La honte dans le Moyen Âge occidental chrétien est, comme le souligne Damien Boquet, un affect ambivalent et protéiforme10. À la honte négative – caractérisée par un embarras, une faute ou un manquement à l’honneur – s’ajoute en effet une honte positive – marquée par une retenue, une modestie honorable et spirituelle. Sous l’influence des valeurs chrétiennes, la honte se dédouble et apparait tantôt comme le pendant de l’honneur – nous pouvons alors le relier à l’humilité – tantôt comme son contraire – il s’agit alors d’humiliation (Zink 2017, 343). Dans chacun des cas, la honte apparaît comme un affect qui relie directement l’individu à son groupe d’appartenance (Robreau 1981). Mais la honte chrétienne entretient aussi une relation profonde avec l’individu lui-même par l’intermédiaire de son corps. Après la Chute, les corps nus, féminins ou masculins, doivent être couverts (Rajyashree 2016, 34), les femmes doivent rester vertueuses et la sexualité est tout entière balisée par des zones teintées de honte. La honte n’apparait donc pas comme un affect mineur ou réservé aux individus queers. Elle est omniprésente et sans cesse réactualisée dans les interactions sociales et publiques et dans les rapports à soi. Nous pouvons ajouter que la honte est un affect tout aussi déterminant dans la culture japonaise et dans la construction du rapport familial ou clanique (Asano-Tamamoi 1987, 118). Dans Le Roman de Silence comme dans le Torikaebaya la présence d’affects honteux n’est donc pas surprenante. Toutefois, le fait que cette honte transparaisse à travers des expressions de genre est inhabituel. Il s’agit donc de comprendre en quoi consiste la honte « queer » qui touche les jeunes personnages. 

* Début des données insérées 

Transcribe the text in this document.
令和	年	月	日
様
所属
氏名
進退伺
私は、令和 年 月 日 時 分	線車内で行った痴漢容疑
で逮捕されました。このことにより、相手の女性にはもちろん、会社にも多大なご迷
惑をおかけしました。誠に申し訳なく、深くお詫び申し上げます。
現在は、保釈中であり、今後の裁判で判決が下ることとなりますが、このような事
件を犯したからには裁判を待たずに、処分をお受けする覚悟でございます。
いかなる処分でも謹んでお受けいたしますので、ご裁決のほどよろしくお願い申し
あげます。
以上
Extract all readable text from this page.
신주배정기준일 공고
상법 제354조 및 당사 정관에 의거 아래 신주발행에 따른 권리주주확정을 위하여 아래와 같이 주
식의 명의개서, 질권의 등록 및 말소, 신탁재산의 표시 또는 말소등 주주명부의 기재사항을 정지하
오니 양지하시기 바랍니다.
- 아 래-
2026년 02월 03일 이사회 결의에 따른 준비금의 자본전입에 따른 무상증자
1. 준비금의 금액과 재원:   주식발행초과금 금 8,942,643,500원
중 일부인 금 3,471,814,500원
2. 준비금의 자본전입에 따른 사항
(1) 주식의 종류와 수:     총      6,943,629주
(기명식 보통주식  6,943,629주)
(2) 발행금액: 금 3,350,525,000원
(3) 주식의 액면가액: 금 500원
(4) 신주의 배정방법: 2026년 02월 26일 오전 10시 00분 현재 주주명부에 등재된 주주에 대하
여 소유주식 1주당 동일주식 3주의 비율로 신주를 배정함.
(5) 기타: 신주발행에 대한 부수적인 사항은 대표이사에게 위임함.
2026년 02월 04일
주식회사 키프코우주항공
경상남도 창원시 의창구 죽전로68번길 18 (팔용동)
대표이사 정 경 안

Silence, jeune héros éponyme du roman français, a été assigné au genre masculin à sa naissance en dépit de son sexe féminin. Le roi ayant interdit aux femmes d’hériter, Cador et Eufémie – ses parents – décident avant même la naissance de l’enfant de le déclarer garçon afin qu’il puisse hériter de leur titre et de leurs terres. Le genre précède ici le sexe, confirmant sans le vouloir la thèse de Judith Butler11. Silence est donc élevé comme un homme et pense être un « vrai garçon » jusqu’au tournant de son douzième anniversaire, où l’allégorie de Nature lui annonce qu’il a été conçu comme une femme. Cette interaction sème le trouble chez Silence qui, à l’occasion d’un douloureux monologue intérieur, questionne son expression de genre :

Je ne veux plus davantage vivre comme un garçon, prendre mon carquois et mon arc. Pareille histoire arriva-t-elle jamais à aucune femme? Non, jamais! Maintenant, quand je reste habillé pour me tenir à l’écart des jeux ordinaires des garçons, tous mes compagnons raillent : « En voilà un dont le courage sera redoutable s’il obtient de vivre longtemps! » Mais ils ignorent ce qui convient à mon état. Et lorsque je me déshabille, j’ai peur que mon sexe ne vienne à être découvert et ne soit bien méchamment accueilli. J’ai jusqu’à présent vécu enfermé dans une cour de château. Je laisserai tout ceci derrière moi, et dorénavant je vivrai paisiblement.
(v. 2561-2576)

Pour la première fois, Silence réfléchit aux enjeux de son identité. L’adolescence, comme le suggère Gabrielle Owen, apparaît bien comme le moment du « devenir genré12 ». Or, dans le cas de Silence, ce devenir, senti comme incohérent, se transforme en une source d’angoisse et de honte. Il convient toutefois de ne pas précipiter l’analyse de ces affects en les reliant directement ou exclusivement aux problématiques de genre. L’inquiétude formulée dans son monologue apparaît moins centrée sur la conscience de genre que sur celle de non-conformité. Silence oppose « garçon » et « femme » mais oppose aussi l’idée d’une identité cachée et celle d’une identité affichée et perçue par les autres jeunes garçons. Cependant, l’idée d’une véritable nature (qui serait complètement féminine ou complètement masculine) n’affleure pas dans son raisonnement. Silence, au moment d’évoquer la crainte que son sexe ne soit révélé, indique seulement une appréhension quant à la réaction des autres. Autrement dit, il ne dit pas qu’il se reconnait comme une femme, mais comprend que la non-conformité entre son allure, ses activités, son statut et son sexe peut lui porter préjudice. Ses craintes sont fondées dans la mesure où le travestissement et la transitude sont punis par la loi (Lett 2024, 107). La réaction de Silence témoigne de sa connaissance des normes et de son écart avec elles, c’est-à-dire de sa honte. La volonté qu’il exprime de vouloir mettre fin à son existence masculine pour vivre « paisiblement » (comme une femme) apparaît alors comme une solution construite en réponse à cet affect. Ce choix n’a rien d’évident car l’identité de Silence est tout entière prise dans des jeux économiques et familiaux. Renoncer à son identité masculine reviendrait à renoncer à son héritage. Il ne s’agit alors pas de simplement révéler sa véritable identité féminine et de restaurer un ordre naturel, mais de choisir entre continuité lignagère et coïncidence sexe/genre (De Lauretis 2007, 43).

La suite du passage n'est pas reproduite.